O filme usa muitos planos curtos, com frequência de uma grande beleza visual apoiada por uma banda sonora muito agradável. Bastantes planos são filmados próximos das personagens, o que dá para perceber melhor os seus sentimentos. Psicologicamente, o filme é muito duro e a montagem feita repete várias ideias e tramas, penso que para o espectador interiorizar a violência. Aliás, em entrevista, o realizador confirma essa violência: "É o retrato de um país que, nas cidades, se julga que não existe. Que está escondido. Curiosamente, este ambiente rural de uma aldeia um bocado perdida é mais compreensível internacionalmente. A imagem da senhora com o lenço preto na cabeça não é só portuguesa, é também da Sicília, dos Balcãs" (Jornal de Notícias).

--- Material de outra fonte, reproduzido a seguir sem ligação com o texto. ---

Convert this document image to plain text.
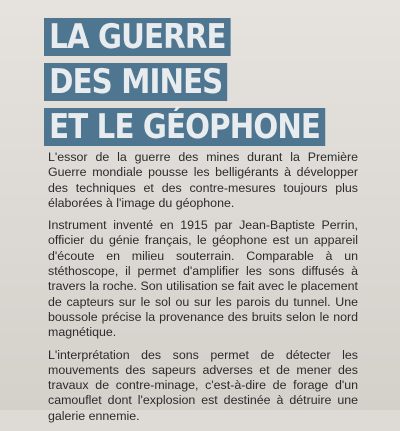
LA GUERRE
DES MINES
ET LE GÉOPHONE

L'essor de la guerre des mines durant la Première Guerre mondiale pousse les belligérants à développer des techniques et des contre-mesures toujours plus élaborées à l'image du géophone.

Instrument inventé en 1915 par Jean-Baptiste Perrin, officier du génie français, le géophone est un appareil d'écoute en milieu souterrain. Comparable à un stéthoscope, il permet d'amplifier les sons diffusés à travers la roche. Son utilisation se fait avec le placement de capteurs sur le sol ou sur les parois du tunnel. Une boussole précise la provenance des bruits selon le nord magnétique.

L'interprétation des sons permet de détecter les mouvements des sapeurs adverses et de mener des travaux de contre-minage, c'est-à-dire de forage d'un camouflet dont l'explosion est destinée à détruire une galerie ennemie.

Hoje, ouvi parcialmente uma entrevista que ele deu a Inês Meneses, da Rádio Radar. Do que ouvi não gostei. Está-se perante um indivíduo pessimista (Portugal é uma invenção artificial, disse, como se não chegassem mais de oitocentos anos de existência), politicamente dogmático (defendeu os vinhos do Douro, verticais, contra os vinhos do Alentejo, horizontais, numa estranha defesa regionalista do norte contra o sul – e logo contra o Alentejo, que é uma região do país tão autêntica e esquecida como a de Trás-os-Montes que ele retrata) e contra algumas formas de fazer cinema (coloca-se a favor do cinema de autor contra o cinema de massas, como o de Call Girl ou o Crime do Padre Amaro, e que se percebe melhor no vídeo da Sapo, acima embebido). Julgo que ele está zangado contra o país e incapaz de o ver lucidamente.
Confesso que vim desapontado da sala de cinema, pela desesperança que ameaça tornar-se o padrão da cinematografia portuguesa de autor - e mais fiquei com a entrevista à rádio.